Delikanlı usulca kapıyı araladı.Doktorun masaya çivilenmiş gözleri hayaletin çıkışını göremedi.Sadece,derin bir gıcırtının peşi sıra gelen kederli bir "pat" sesine şahitlik eden kulakları verdi bu haberi ona.

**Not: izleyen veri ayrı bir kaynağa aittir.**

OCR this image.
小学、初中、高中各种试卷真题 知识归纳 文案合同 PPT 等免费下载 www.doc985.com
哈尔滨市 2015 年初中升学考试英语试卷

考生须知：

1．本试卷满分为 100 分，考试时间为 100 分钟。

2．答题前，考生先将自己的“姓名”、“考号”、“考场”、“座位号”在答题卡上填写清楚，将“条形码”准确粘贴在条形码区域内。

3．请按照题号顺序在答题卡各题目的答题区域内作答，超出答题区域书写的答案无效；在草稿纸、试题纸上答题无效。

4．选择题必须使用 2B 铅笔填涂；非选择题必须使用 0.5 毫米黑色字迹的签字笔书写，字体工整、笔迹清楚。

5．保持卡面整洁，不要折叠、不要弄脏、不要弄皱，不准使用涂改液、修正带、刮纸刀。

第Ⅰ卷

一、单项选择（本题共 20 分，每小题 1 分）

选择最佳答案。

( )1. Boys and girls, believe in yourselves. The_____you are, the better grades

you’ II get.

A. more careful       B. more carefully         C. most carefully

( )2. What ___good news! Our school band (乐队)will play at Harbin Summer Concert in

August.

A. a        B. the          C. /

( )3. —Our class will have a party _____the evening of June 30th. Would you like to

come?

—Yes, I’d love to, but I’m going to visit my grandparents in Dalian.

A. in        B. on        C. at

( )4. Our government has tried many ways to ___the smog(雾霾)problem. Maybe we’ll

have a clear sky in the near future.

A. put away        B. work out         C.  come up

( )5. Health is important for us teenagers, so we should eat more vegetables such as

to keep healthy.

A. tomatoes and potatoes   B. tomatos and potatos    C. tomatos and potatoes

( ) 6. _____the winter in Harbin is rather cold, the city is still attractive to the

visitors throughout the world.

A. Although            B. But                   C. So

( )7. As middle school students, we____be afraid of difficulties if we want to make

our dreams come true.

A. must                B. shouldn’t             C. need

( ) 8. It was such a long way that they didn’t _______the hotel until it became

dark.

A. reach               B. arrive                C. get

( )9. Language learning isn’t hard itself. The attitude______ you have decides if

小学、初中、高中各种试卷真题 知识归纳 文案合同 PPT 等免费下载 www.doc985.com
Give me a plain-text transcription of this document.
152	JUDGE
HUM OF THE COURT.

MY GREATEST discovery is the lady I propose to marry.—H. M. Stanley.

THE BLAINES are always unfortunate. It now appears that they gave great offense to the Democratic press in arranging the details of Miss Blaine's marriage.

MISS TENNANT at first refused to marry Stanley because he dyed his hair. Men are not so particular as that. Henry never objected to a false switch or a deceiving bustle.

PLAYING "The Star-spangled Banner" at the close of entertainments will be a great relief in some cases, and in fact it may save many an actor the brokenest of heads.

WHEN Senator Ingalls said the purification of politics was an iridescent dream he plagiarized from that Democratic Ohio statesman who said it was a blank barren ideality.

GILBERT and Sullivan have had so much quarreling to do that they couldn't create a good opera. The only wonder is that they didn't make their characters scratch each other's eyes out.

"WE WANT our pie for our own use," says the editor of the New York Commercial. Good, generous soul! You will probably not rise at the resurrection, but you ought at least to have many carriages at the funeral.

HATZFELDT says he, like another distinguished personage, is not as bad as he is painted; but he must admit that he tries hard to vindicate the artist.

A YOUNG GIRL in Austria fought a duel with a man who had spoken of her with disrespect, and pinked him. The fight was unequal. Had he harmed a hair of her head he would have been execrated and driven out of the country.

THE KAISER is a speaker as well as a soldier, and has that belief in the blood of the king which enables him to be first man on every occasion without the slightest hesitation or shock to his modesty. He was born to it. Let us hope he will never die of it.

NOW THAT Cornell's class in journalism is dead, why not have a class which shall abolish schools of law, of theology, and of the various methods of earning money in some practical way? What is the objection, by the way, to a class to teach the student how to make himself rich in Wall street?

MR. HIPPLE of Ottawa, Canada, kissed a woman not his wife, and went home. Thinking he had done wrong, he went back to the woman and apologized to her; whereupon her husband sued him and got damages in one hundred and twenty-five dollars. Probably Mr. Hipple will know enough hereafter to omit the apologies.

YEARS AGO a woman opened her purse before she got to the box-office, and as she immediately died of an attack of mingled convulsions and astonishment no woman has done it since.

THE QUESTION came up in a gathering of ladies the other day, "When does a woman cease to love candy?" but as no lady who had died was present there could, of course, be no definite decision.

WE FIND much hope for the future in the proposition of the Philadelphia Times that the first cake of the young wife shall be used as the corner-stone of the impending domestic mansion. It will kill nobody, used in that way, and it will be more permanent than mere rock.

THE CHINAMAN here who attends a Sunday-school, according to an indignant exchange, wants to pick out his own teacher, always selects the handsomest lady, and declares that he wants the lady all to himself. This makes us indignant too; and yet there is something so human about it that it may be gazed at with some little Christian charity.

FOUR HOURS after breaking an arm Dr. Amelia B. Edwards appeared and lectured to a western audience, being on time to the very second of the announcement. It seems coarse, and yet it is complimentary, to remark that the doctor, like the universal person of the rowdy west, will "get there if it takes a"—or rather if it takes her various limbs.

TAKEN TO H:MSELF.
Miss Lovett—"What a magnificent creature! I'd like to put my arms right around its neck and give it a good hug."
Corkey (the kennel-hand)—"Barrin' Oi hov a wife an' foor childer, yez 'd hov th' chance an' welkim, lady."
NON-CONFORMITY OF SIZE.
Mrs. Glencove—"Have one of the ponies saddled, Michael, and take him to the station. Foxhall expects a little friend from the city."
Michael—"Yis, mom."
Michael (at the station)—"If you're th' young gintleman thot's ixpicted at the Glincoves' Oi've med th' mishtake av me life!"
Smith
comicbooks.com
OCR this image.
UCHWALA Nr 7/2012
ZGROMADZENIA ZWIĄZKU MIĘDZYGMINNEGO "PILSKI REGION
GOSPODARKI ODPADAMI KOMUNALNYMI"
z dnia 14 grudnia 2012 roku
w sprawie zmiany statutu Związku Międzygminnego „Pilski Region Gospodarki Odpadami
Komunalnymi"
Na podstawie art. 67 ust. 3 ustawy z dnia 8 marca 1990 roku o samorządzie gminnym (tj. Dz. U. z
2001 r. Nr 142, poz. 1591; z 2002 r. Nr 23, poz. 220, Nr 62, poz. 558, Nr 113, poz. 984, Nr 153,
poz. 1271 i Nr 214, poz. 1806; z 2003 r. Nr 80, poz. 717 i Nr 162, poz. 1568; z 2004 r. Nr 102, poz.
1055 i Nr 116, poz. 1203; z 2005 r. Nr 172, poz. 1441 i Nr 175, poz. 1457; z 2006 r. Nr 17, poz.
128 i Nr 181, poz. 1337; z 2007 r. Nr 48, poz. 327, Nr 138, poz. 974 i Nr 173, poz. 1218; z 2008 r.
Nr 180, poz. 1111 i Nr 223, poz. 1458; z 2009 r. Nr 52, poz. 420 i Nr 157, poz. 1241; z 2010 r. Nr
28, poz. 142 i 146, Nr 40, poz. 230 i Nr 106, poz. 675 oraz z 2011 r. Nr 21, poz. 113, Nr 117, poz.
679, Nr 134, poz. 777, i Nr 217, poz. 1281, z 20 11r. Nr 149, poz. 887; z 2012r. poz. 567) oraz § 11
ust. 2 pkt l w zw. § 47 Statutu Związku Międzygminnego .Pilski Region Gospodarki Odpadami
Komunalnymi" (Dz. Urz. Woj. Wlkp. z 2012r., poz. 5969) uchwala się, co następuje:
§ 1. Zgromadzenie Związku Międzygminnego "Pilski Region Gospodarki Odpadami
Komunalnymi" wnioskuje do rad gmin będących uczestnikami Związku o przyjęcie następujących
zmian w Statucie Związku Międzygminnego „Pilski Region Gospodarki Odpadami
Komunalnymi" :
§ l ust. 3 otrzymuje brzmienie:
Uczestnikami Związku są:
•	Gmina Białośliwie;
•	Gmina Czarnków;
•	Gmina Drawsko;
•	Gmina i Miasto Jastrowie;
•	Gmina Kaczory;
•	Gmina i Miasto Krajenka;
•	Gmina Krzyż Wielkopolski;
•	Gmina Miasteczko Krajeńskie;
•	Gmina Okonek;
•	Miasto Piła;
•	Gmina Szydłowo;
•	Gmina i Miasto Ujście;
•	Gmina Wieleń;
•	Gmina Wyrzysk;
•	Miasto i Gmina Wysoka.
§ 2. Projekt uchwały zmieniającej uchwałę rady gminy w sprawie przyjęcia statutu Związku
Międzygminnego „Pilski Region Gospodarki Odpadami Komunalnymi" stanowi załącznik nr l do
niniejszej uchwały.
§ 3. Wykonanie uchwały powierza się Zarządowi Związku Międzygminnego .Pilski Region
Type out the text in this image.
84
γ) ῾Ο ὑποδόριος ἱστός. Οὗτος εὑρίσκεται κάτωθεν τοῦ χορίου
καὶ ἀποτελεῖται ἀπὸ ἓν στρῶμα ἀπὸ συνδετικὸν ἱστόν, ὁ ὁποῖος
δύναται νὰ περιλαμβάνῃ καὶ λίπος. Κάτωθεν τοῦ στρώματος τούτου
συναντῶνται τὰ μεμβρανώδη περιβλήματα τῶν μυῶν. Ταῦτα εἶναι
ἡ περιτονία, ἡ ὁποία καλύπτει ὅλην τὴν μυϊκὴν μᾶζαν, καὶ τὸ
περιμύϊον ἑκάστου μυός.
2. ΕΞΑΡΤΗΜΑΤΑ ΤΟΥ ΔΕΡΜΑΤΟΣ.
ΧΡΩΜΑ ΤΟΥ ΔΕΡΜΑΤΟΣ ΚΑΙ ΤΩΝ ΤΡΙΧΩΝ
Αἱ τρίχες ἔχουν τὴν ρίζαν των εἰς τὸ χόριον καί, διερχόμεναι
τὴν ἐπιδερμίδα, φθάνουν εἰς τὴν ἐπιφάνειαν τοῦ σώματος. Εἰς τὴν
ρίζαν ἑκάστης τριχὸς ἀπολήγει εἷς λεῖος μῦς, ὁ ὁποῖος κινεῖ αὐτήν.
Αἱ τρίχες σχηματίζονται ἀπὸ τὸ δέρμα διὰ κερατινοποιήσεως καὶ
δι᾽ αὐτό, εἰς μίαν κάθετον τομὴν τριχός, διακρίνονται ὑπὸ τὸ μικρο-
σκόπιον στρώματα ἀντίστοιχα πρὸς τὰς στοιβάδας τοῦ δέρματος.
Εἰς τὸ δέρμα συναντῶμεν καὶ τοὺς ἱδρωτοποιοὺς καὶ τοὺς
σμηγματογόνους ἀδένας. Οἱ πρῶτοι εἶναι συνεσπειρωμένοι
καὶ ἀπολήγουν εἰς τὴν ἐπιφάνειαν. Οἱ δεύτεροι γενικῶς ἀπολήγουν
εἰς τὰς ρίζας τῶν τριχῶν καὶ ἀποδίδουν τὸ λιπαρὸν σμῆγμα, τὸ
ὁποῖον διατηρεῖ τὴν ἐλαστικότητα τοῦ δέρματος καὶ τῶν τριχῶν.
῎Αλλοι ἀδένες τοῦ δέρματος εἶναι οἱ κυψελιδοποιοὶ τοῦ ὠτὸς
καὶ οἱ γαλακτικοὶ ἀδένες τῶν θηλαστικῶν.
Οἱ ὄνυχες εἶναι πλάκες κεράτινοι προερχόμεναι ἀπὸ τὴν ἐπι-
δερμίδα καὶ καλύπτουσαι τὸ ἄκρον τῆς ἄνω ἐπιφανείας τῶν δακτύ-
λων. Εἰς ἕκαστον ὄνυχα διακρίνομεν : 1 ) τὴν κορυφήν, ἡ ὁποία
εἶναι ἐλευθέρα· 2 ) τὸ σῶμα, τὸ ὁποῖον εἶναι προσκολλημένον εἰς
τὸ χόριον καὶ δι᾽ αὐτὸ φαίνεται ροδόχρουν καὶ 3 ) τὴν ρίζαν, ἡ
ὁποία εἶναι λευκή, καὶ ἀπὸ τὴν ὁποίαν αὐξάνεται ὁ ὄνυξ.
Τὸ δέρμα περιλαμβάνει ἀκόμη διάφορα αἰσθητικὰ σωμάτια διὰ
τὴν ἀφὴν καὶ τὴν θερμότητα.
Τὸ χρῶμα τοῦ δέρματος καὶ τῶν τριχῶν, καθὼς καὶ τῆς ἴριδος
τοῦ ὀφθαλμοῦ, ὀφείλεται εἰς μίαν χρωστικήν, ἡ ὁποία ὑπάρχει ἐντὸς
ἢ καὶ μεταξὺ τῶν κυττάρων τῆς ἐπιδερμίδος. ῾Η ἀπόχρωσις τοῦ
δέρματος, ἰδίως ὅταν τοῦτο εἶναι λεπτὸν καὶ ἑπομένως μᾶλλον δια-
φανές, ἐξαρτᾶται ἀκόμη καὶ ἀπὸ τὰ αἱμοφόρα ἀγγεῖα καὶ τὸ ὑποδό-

Neden sonra kalktı,oturduğu iskemleden,doktor.Hafifçe yuvasından kurtulmuş çivinin,beyaz önlüğüne açtığı yarayı fark etmedi bile.Odayı gittikçe soğutan mart yelinin önünü kesmek için pencereye uzandı.Kala kaldı.Rüzgara uyarak salınan erkenci fidanın altındaki ahşap banka takıldı gözleri.Bir delikanlı oturmuş dizlerini dövüyordu.Bahçede dolanan herkes ona bakıyordu.Delikanlı haykırışlarını,hıçkırıklarına bağlamış dizlerini yumrukluyordu.Ona bakıyordu bahçede dolanan herkes.Delikanlı,bakışları hiç fark bile etmeden,dizlerine bir daha asla gelmeyecek dermanı çağırıyordu.